Mixin to add dynamic imputation behavior. To be used when NaN maps change at different timesteps.

get_nans(x: Tensor) Tensor

Override to calculate NaN locations dynamically.

transform(x: Tensor, in_place: bool = True) Tensor

Impute missing values in the input tensor.

inverse_transform(x: Tensor, in_place: bool = True) Tensor

Impute missing values in the input tensor.

class anemoi.models.preprocessing.imputer.DynamicInputImputer(config=None, data_indices: IndexCollection | None = None, statistics: dict | None = None)

Bases: DynamicMixin, InputImputer

Imputes missing values using the statistics supplied and a dynamic NaN map.

class anemoi.models.preprocessing.imputer.DynamicConstantImputer(config=None, data_indices: IndexCollection | None = None, statistics: dict | None = None)

Bases: DynamicMixin, ConstantImputer

Imputes missing values using the constant value and a dynamic NaN map.

class anemoi.models.preprocessing.imputer.DynamicCopyImputer(config=None, data_indices: IndexCollection | None = None, statistics: dict | None = None)

Bases: DynamicMixin, CopyImputer

Dynamic Copy imputation behavior.

transform(x: Tensor, in_place: bool = True) Tensor

Impute missing values in the input tensor.
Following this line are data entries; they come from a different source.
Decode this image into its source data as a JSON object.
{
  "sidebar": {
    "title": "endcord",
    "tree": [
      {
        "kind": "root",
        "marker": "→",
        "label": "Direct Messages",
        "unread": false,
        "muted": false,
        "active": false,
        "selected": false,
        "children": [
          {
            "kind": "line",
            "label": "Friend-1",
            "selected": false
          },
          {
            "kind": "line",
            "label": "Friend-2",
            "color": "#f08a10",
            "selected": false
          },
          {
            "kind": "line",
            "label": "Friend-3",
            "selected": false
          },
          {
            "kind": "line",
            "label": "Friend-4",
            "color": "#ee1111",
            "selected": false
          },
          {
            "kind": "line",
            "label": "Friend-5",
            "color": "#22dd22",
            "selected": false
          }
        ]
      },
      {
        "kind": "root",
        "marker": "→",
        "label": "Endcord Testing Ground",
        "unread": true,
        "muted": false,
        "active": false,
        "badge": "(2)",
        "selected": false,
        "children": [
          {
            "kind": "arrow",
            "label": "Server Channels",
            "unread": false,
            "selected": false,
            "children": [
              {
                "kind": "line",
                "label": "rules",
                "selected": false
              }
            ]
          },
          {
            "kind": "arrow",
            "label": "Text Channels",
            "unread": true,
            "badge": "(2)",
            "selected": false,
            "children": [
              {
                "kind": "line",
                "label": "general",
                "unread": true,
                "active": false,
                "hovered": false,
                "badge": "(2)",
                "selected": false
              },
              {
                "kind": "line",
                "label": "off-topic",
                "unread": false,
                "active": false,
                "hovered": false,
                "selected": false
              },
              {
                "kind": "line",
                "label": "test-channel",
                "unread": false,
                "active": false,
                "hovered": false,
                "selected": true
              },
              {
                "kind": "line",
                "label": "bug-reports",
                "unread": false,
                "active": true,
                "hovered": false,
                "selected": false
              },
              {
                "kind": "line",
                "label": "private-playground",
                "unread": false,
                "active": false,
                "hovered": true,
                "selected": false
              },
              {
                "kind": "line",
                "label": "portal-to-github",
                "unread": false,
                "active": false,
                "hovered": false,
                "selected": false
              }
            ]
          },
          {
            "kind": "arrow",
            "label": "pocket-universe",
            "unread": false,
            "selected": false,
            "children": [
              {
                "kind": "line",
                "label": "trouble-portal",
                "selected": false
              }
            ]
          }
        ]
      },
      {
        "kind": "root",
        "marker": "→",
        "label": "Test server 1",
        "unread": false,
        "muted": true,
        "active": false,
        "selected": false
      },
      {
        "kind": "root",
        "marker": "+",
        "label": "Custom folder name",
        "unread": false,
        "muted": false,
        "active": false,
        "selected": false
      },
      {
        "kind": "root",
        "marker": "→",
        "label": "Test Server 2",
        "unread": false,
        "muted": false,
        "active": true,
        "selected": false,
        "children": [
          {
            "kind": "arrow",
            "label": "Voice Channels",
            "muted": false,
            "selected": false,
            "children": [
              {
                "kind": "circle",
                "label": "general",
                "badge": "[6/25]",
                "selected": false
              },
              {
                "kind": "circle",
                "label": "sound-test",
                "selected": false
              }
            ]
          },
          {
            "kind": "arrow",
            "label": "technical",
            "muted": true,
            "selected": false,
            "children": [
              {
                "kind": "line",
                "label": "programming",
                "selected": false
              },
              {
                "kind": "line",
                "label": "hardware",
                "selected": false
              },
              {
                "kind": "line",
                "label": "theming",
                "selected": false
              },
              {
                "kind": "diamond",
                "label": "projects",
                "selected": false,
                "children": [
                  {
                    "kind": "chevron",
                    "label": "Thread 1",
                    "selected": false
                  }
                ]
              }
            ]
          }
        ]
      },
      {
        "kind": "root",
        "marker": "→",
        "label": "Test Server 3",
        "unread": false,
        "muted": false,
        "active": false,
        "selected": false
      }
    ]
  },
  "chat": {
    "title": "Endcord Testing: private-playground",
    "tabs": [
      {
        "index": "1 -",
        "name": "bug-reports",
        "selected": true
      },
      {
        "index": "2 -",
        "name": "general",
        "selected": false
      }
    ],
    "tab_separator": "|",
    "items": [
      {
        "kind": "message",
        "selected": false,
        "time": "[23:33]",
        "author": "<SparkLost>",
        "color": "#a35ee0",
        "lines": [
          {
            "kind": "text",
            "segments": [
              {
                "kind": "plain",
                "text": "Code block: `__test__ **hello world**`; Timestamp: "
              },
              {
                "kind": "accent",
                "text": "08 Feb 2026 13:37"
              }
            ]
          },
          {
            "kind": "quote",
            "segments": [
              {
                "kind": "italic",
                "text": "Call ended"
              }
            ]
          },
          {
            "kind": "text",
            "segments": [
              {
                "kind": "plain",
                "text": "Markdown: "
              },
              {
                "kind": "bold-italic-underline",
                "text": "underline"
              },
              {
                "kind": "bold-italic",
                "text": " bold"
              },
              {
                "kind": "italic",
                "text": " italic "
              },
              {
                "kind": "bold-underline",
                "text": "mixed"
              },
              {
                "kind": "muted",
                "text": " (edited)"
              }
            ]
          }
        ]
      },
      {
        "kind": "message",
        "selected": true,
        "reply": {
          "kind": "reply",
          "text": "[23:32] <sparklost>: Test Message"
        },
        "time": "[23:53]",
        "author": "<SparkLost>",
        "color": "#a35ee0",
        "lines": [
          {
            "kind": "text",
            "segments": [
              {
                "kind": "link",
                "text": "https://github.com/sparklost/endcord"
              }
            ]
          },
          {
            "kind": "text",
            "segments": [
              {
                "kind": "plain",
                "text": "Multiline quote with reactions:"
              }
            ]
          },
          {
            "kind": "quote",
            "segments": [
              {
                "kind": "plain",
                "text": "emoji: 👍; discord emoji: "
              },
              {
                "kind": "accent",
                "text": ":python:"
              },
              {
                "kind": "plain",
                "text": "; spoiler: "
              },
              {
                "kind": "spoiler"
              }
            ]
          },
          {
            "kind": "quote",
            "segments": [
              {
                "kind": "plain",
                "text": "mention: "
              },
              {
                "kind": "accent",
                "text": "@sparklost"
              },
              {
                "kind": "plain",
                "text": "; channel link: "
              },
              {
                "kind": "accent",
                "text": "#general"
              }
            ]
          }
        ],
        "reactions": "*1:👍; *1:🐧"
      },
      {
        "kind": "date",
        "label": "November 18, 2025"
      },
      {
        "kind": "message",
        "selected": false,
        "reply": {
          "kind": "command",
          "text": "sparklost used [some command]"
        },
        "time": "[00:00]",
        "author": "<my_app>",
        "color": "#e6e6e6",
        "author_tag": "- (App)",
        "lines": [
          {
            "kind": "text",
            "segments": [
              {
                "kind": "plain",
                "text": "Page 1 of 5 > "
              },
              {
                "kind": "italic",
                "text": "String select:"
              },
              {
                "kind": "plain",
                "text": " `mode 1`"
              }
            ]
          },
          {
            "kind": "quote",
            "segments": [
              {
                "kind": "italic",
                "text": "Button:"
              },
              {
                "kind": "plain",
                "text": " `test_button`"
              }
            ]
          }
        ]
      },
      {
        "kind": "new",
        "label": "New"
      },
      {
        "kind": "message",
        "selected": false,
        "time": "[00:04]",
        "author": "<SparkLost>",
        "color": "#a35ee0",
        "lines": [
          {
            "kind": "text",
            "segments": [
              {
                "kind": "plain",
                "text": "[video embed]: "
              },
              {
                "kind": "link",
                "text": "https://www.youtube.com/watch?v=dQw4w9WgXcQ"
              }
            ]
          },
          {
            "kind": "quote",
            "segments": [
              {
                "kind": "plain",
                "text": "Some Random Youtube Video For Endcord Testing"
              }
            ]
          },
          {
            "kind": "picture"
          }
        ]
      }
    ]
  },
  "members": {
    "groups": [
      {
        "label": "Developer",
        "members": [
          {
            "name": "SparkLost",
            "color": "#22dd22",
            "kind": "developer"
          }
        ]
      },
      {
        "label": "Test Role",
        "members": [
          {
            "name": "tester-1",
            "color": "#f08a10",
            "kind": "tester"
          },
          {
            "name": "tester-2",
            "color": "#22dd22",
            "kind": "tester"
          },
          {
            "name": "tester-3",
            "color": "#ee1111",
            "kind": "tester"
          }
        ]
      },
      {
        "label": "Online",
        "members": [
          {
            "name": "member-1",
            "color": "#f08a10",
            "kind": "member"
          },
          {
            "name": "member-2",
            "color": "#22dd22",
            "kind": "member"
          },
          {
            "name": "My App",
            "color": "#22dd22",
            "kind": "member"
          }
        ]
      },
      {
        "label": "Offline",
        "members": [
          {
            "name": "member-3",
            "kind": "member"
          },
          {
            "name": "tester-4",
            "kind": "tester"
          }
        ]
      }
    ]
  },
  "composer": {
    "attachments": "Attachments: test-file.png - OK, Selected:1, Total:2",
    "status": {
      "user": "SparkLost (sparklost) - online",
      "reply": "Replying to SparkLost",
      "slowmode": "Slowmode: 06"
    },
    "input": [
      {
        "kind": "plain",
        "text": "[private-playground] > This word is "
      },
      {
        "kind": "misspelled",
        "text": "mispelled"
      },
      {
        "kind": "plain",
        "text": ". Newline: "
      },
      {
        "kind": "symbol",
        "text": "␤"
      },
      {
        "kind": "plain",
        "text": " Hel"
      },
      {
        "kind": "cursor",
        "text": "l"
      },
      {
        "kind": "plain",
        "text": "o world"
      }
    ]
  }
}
inverse_transform(x: Tensor, in_place: bool = True) Tensor

Impute missing values in the input tensor.

Remapper

The remapper module is used to remap one variable to multiple other variables that have been listed in data.remapped:. The module contains the following classes:

class anemoi.models.preprocessing.remapper.Remapper(config=None, data_indices: IndexCollection | None = None, statistics: dict | None = None)

Bases: BasePreprocessor, ABC

Remap and convert variables for single variables.